Prévue par l’article L.716-1 du Code de la Propriété Intellectuelle, la contrefaçon d’une marque est caractérisée par la réalisation d’un acte matériel portant atteinte au signe protégé.
Alors que l’ensemble du contentieux porte généralement sur des faits de reproduction, d’usage ou d’apposition d’une marque sans autorisation du titulaire, un récent arrêt rendu par la Cour de Cassation permet de nous pencher sur les faits d’altération d’un signe.
Ainsi, la société Champagne Louis Roederer est titulaire de deux marques françaises déposées en couleur et constituées par la collerette et l’étiquette or et bordeaux. Afin de contrôler les circuits de commercialisation des bouteilles et d’en assurer une meilleure identification et traçabilité, la société inscrit un code d’identification client dans le coin inférieur droit de l’étiquette.
Or, suite à une saisie-contrefaçon opérée dans les locaux d’un supermarché, le producteur de champagne a relevé l’existence de 6 bouteilles dont le code client avait été rayé par un épais trait noir.
Estimant cette altération répréhensible, il assigne le supermarché et son fournisseur pour violation des dispositions de l’article L.217-2 du code de la consommation et L.713-2 b) du code de la propriété intellectuelle quand bien même les défendeurs affirmaient ne pas être les auteurs de cette rature.
La Haute Juridiction devait ainsi se prononcer sur le fait de savoir si le fait de noircir un code d’identification client apposé sur une étiquette protégée à titre de marque constituait un acte de contrefaçon.
Contrairement à la décision de la Cour d’Appel, la Cour de Cassation fait une application restrictive mais juste du droit des marques en considérant que cette rature ne consistait pas en une atteinte physique du signe. En effet, dans le cas d’espèce, l’élément enregistré, et donc protégé à titre de marque, était l’étiquette et non le code d’identification inscrit postérieurement par le producteur.

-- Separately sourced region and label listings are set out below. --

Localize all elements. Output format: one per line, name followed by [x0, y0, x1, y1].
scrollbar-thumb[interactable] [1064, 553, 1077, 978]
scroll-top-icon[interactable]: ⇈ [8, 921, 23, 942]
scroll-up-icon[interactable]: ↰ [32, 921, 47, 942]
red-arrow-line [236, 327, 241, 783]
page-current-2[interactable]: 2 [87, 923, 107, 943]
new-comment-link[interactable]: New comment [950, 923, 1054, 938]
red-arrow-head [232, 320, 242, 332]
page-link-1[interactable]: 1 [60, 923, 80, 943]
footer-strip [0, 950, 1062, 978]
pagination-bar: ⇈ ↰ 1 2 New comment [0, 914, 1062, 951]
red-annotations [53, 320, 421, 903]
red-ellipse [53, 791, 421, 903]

Pour que cette altération entre dans le champ d’application de l’article L.713-1 b), elle devrait porter sur l’esthétique même de la marque. En conséquence, restent inopérants les arguments selon lesquels cette rature était à l’origine d’un préjudice commercial pour la société Roederer, préjudice caractérisé par la privation du contrôle de la qualité de ses produits ou l’étanchéité de ses circuits de distribution.

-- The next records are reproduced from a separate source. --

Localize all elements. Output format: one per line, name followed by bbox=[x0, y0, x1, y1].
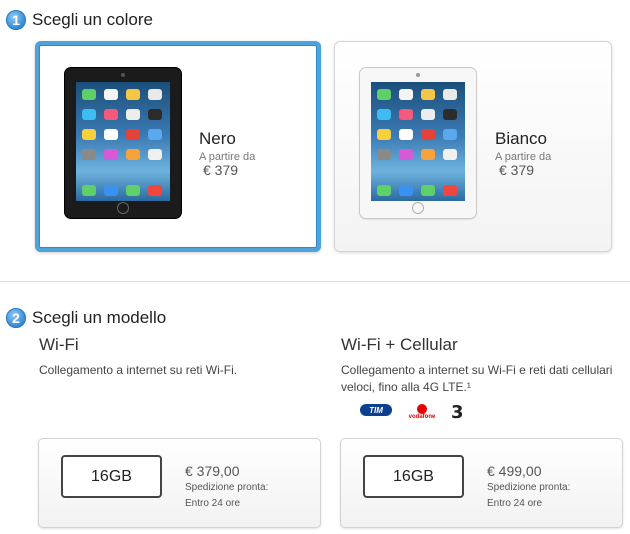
ipad-white-image bbox=[360, 68, 476, 218]
ipad-screen bbox=[76, 82, 170, 201]
color-price: € 379 bbox=[203, 162, 239, 178]
step-number-badge: 1 bbox=[6, 10, 26, 30]
color-option-white[interactable]: Bianco A partire da € 379 bbox=[334, 41, 612, 252]
capacity-button[interactable]: 16GB bbox=[363, 455, 464, 498]
step-number-badge: 2 bbox=[6, 308, 26, 328]
shipping-time: Entro 24 ore bbox=[185, 498, 241, 509]
step-title: Scegli un modello bbox=[32, 308, 167, 327]
ipad-black-image bbox=[65, 68, 181, 218]
description-line: Collegamento a internet su Wi-Fi e reti … bbox=[341, 363, 613, 377]
three-logo: 3 bbox=[451, 402, 464, 423]
ipad-screen bbox=[371, 82, 465, 201]
shipping-time: Entro 24 ore bbox=[487, 498, 543, 509]
step-1-header: 1 Scegli un colore bbox=[6, 10, 153, 30]
model-option-wifi-16gb[interactable]: 16GB € 379,00 Spedizione pronta: Entro 2… bbox=[38, 438, 321, 528]
description-line: veloci, fino alla 4G LTE.¹ bbox=[341, 380, 471, 394]
shipping-label: Spedizione pronta: bbox=[487, 482, 571, 493]
color-price: € 379 bbox=[499, 162, 535, 178]
camera-icon bbox=[121, 73, 125, 77]
option-price: € 379,00 bbox=[185, 463, 240, 479]
model-description-wifi: Collegamento a internet su reti Wi-Fi. bbox=[39, 363, 238, 377]
model-option-cellular-16gb[interactable]: 16GB € 499,00 Spedizione pronta: Entro 2… bbox=[340, 438, 623, 528]
section-divider bbox=[0, 281, 630, 282]
step-title: Scegli un colore bbox=[32, 10, 153, 29]
capacity-button[interactable]: 16GB bbox=[61, 455, 162, 498]
option-price: € 499,00 bbox=[487, 463, 542, 479]
tim-logo: TIM bbox=[360, 404, 392, 416]
home-button-icon bbox=[412, 202, 424, 214]
color-name: Bianco bbox=[495, 129, 547, 148]
home-button-icon bbox=[117, 202, 129, 214]
color-name: Nero bbox=[199, 129, 236, 148]
model-description-cellular: Collegamento a internet su Wi-Fi e reti … bbox=[341, 362, 612, 396]
model-title-wifi: Wi-Fi bbox=[39, 335, 79, 354]
camera-icon bbox=[416, 73, 420, 77]
color-option-black[interactable]: Nero A partire da € 379 bbox=[35, 41, 321, 252]
shipping-label: Spedizione pronta: bbox=[185, 482, 269, 493]
model-title-cellular: Wi-Fi + Cellular bbox=[341, 335, 458, 354]
step-2-header: 2 Scegli un modello bbox=[6, 308, 166, 328]
vodafone-logo: vodafone bbox=[407, 404, 437, 422]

L’absence de reconnaissance de la contrefaçon dans le cas d’espèce est cependant palliée dans une moindre mesure par les dispositions de l’article L.217-2 du code de la consommation. En effet, cette disposition condamne notamment tout fait matériel d’une personne qui a sciemment altéré un signe apposé sur les produits de nature à les identifier sous peine d’être la cause d’une tromperie sur l’origine, la nature, les qualités substantielles ou la composition des marchandises.
Dès lors, c’est à juste titre que la Cour de Cassation a confirmé la décision de la Cour d’Appel qui avait admis l’existence d’une faute du vendeur et de son fournisseur, alors même qu’ils alléguaient ne pas être les auteurs du trait litigieux estimant qu’ils avaient une obligation de vérification des bouteilles commercialisées.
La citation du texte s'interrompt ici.